まあ、いろいろ言いつつも現役の連中が羨ましくてしょうがない

当時の合唱はピアノの素養がないと音取りすらできなかったわけで、勿論音取りできる程度には(初見のスキルはなくてもいい、無い場合は時間をかけてコツコツ努力すればよい)譜面も読めなくてはどうしようもないし、1本指でいいから鍵盤は叩くべきではあるのだけれども、ボカロでもってコーラスが再現できるのであれば、全体の和音の中での自パートの立ち位置なんかを押さえながら音取りができることになる。なにより、予習がぐっと手軽になる。
今でこそ演奏録音物の取得はそこそこできる(Nコン課題曲ならば全部ネットで聴けたりする、など)のだが、「当時」音源の入手は、それはもう大変だったし、まあ言うてしまえば事実上不可能だったし。ナントカ協会の事務所みたいなところに行ってもほとんど手に入らなかった。

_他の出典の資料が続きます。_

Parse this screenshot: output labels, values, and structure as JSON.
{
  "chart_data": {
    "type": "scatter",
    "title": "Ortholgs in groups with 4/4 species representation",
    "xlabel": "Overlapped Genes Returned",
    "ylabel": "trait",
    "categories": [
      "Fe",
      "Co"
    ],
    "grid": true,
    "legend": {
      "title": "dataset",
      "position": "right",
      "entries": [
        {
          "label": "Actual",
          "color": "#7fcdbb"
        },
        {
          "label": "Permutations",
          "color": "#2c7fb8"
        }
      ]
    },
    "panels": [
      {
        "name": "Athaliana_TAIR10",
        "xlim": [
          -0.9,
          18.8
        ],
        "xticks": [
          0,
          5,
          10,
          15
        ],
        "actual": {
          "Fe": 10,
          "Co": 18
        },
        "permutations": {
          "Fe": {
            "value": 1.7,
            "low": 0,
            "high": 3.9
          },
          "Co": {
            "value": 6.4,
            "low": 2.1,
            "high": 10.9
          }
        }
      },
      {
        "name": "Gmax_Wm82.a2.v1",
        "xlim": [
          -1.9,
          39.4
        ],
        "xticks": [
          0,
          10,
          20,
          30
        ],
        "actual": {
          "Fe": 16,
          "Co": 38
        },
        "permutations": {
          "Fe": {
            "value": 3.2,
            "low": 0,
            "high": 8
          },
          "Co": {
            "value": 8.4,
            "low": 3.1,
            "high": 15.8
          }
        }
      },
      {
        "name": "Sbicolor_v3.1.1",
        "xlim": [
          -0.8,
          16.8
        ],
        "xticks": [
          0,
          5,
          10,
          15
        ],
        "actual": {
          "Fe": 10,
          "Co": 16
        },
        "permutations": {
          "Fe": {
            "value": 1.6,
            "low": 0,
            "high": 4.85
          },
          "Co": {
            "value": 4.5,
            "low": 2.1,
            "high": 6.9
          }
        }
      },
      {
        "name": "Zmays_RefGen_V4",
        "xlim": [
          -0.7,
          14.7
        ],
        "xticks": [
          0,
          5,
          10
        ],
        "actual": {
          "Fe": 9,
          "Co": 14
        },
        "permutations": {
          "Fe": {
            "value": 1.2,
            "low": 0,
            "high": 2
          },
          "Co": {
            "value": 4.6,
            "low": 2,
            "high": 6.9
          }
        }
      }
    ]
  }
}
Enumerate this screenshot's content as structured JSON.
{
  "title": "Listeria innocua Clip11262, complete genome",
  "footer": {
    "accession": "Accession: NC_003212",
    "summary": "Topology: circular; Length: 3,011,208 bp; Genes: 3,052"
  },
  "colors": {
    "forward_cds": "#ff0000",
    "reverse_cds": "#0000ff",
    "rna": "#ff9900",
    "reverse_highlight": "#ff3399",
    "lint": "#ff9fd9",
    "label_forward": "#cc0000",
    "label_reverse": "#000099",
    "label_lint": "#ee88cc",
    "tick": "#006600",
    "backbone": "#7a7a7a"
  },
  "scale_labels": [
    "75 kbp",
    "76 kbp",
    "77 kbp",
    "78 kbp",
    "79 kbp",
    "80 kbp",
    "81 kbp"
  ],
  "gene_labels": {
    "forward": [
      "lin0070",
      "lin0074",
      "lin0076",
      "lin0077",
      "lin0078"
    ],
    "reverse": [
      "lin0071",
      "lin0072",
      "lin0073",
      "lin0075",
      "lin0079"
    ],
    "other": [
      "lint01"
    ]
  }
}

ただ、私が現役の頃は敢えてそういうの(≒ 電子音的な何かを駆使しての練習素材作成、ならびに、既存の演奏を聴いての練習)をしなかったし、どちらかというと止められていたフシがあった。そういうのは、やるな、と。 というのも、たとえば既存の演奏録音を聴いて覚えるとどうしてもその演奏の表現イメージが耳に頭に刷り込まれてしまう。これは、なかなかまずい。簡単でいいんだけれども、まずい。たとえばテンポひとつにしても、各人が先入観をもって入ってしまうと、指揮者がどう制御してもそっちに流れる。二重母音のふたつめの母音の位置などは楽団によって解釈の伝統があったりするわけだが、これも違うのを聴いてしまうとどうしてもそっちに引っ張られて、歌に迷いが生じる。そのうち指揮者も迷ったりなんかした日には、最早、曲として成り立たなくなる(楽曲崩壊?)。
ボカロ声みたいなふにゃふにゃした、音程的に不正確な音を聞き慣れるのも、非常によくない。これは本当によくない。ボカロに限ったことではない、ビブラートの掛かった音色を使っているような電子楽器は練習に使っちゃいかん、音が不正確だから、みたいな空気まであった。一応ちゃんとした楽器メーカーが出してる品物だったりするんだけどな。でも駄目だと。確かに、不正確な音に慣れる、というか、それを聴いても平気になるのは、演奏家としては自殺行為に近い、特に「ちから」のない中高生ぐらいでは影響大、というのは、判らなくもない*1
でも、とりあえず自分たちがこれから歌う歌がどういうハーモニー構成を持っているのかを、繰り返し聴いて把握するためには、手軽に再生できる素材があると素晴らしい。当然、伴奏譜を MIDI などでカラオケ化して持っていれば携帯オーディオでいつでも聴けるわけだし、簡単なスクリプトで発声練習用伴奏を作れば、いつでもどこでも、野外でも、発声練習ができる。「いまのひと」たちは当然のようにやってるのだろうな。これにボカロが、自然な形で加わっていくことになると。そして、ボカロがもう少し進化し、洗練されれば、パート練習で他パートを担当してもらって擬似アンサンブルレッスンなんかもできるかもしれない。人数不足の楽団とか、練習の参加率がキープしづらい社会人コーラスなどでは朗報となるだろう。
全てにはなりえないけれども、できることの巾はおおいに広がるのだ。余計なところに時間を取られず、「その先の表現領域へ」踏み込むことだってできるかもしれないのだ。
羨ましいなぁ。


だからといって、今更絡もうとは全く思わないのだけど。私の楽器としてのピークは中学で概ね終了していた。あとの数年は「余韻」*2。酷いよね。長い長い、10年近い変声期のそのさなかにピークが来て、そしてピーク終了とか。

*1:ただ、そういうことを言っている諸先輩方の持っている音感がどの程度のものだったかというと、まあ、その実、たいしたこともなかった。

*2:余韻の方が綺麗に聞こえるとかそういうのはよくある話でございます。